Bien des choses sont cachées ici, bien des secrets. Certains peuvent être connus des hommes, mais d'autres ne doivent jamais l'être, scellés ici à jamais.
Or, ce que vous vous apprêtez à lire fait partie de ces secrets qui ne doivent jamais être connus de quiconque. Par conséquent, vous devez cesser et partir. Comprenez-vous ? »
Richard leva un sourcil.
Sans se démonter, le vieillard continua sur un ton grave : « Je sais que vous êtes un jeune homme capable, plus intelligent et plus remarquable que beaucoup. Je crois que votre avenir est sans limites, peut-être que toute la Côte Est ne saurait vous contenir.

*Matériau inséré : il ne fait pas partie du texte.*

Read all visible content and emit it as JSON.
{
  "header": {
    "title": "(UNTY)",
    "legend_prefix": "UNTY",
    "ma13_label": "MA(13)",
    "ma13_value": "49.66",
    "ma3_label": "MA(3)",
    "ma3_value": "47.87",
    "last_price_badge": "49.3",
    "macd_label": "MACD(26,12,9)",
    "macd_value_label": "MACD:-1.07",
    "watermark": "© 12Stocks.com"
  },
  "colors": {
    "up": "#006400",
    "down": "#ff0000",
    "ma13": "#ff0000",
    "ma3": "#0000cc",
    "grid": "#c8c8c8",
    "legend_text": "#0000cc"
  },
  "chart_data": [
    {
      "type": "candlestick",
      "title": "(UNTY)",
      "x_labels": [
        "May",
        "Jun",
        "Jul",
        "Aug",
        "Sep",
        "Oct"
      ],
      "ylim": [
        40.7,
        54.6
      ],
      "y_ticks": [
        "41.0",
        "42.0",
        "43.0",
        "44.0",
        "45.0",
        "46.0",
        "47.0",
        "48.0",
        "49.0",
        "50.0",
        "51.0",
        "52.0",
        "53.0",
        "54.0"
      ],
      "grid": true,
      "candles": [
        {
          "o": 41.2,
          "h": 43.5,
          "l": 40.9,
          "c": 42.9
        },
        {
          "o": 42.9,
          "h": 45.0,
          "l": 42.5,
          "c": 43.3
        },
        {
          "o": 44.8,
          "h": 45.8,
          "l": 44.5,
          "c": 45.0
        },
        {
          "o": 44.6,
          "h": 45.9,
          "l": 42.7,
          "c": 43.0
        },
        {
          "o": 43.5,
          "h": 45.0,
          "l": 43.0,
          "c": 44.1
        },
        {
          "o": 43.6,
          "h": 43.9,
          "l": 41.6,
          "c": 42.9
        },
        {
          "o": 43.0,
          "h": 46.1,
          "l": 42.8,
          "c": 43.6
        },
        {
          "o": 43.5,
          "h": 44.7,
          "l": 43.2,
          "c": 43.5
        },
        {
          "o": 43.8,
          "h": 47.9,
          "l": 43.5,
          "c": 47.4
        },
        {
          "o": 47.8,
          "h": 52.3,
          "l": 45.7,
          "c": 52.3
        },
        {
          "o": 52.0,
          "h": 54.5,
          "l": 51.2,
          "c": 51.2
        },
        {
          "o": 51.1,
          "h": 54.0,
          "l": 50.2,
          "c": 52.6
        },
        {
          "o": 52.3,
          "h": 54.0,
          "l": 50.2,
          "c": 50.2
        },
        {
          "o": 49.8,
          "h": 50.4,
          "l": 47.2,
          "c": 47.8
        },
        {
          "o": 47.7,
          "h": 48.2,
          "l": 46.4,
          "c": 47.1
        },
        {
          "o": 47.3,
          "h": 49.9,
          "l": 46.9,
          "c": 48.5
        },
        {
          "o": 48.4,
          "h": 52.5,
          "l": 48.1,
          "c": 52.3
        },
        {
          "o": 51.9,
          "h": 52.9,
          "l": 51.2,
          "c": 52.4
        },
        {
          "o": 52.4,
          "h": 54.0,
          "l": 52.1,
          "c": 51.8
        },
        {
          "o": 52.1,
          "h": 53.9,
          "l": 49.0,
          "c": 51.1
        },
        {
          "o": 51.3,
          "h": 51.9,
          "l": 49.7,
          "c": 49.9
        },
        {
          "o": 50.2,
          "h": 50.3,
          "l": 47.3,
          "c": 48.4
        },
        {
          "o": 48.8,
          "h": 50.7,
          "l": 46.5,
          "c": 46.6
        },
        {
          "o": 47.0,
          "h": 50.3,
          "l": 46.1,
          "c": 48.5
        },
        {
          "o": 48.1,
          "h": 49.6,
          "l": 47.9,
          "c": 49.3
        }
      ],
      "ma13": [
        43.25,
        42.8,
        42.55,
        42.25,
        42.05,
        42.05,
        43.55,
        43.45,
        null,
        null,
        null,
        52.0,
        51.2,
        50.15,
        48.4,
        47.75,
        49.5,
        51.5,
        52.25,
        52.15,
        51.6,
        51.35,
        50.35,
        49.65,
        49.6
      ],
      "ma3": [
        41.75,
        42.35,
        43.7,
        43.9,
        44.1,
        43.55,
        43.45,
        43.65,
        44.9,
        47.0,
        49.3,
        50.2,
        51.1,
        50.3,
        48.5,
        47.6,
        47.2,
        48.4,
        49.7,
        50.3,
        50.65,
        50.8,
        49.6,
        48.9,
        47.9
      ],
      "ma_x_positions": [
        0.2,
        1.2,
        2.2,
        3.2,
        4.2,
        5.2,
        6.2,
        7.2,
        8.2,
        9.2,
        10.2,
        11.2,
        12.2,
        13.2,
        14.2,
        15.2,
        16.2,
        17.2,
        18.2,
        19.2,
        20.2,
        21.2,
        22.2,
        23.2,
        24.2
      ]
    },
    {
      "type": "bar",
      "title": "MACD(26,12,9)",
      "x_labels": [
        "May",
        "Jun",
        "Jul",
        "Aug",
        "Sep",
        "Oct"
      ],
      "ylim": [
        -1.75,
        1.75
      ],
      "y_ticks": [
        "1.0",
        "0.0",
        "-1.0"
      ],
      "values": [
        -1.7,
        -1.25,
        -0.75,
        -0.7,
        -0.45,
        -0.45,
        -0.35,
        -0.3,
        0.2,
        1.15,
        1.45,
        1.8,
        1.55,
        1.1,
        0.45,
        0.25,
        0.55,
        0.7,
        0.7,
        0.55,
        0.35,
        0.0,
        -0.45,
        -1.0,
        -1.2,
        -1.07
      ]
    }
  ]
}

Mais plus on est intelligent, plus on doit connaître l'humilité, plus on doit savoir feindre l'ignorance. Maintenant est le moment pour vous d'être humble et de feindre l'ignorance. Car il y a des choses que vous n'êtes pas destiné à toucher. Une fois que vous tentez de les toucher, le prix est tout simplement insupportable ! »
« Et si j'insiste pour toucher, pour assumer ces choses ? » demanda Richard en tenant le livre, « Et si je veux absolument tourner la page suivante, pour en voir le contenu ? »
L'expression du vieillard se glaça, « Je vous l'ai dit, vous ne devriez pas faire cela. Si vous insistez pour le faire de force, vous obtiendrez un résultat que vous ne voulez certainement pas. »
« Vraiment ? Mais je pense que reculer devant ce qui m'intrigue le plus est le résultat que je veux le moins », Richard soutint le regard du vieillard et, sans trop d'hésitation, tourna la page, son corps légèrement fléchi, se préparant au combat.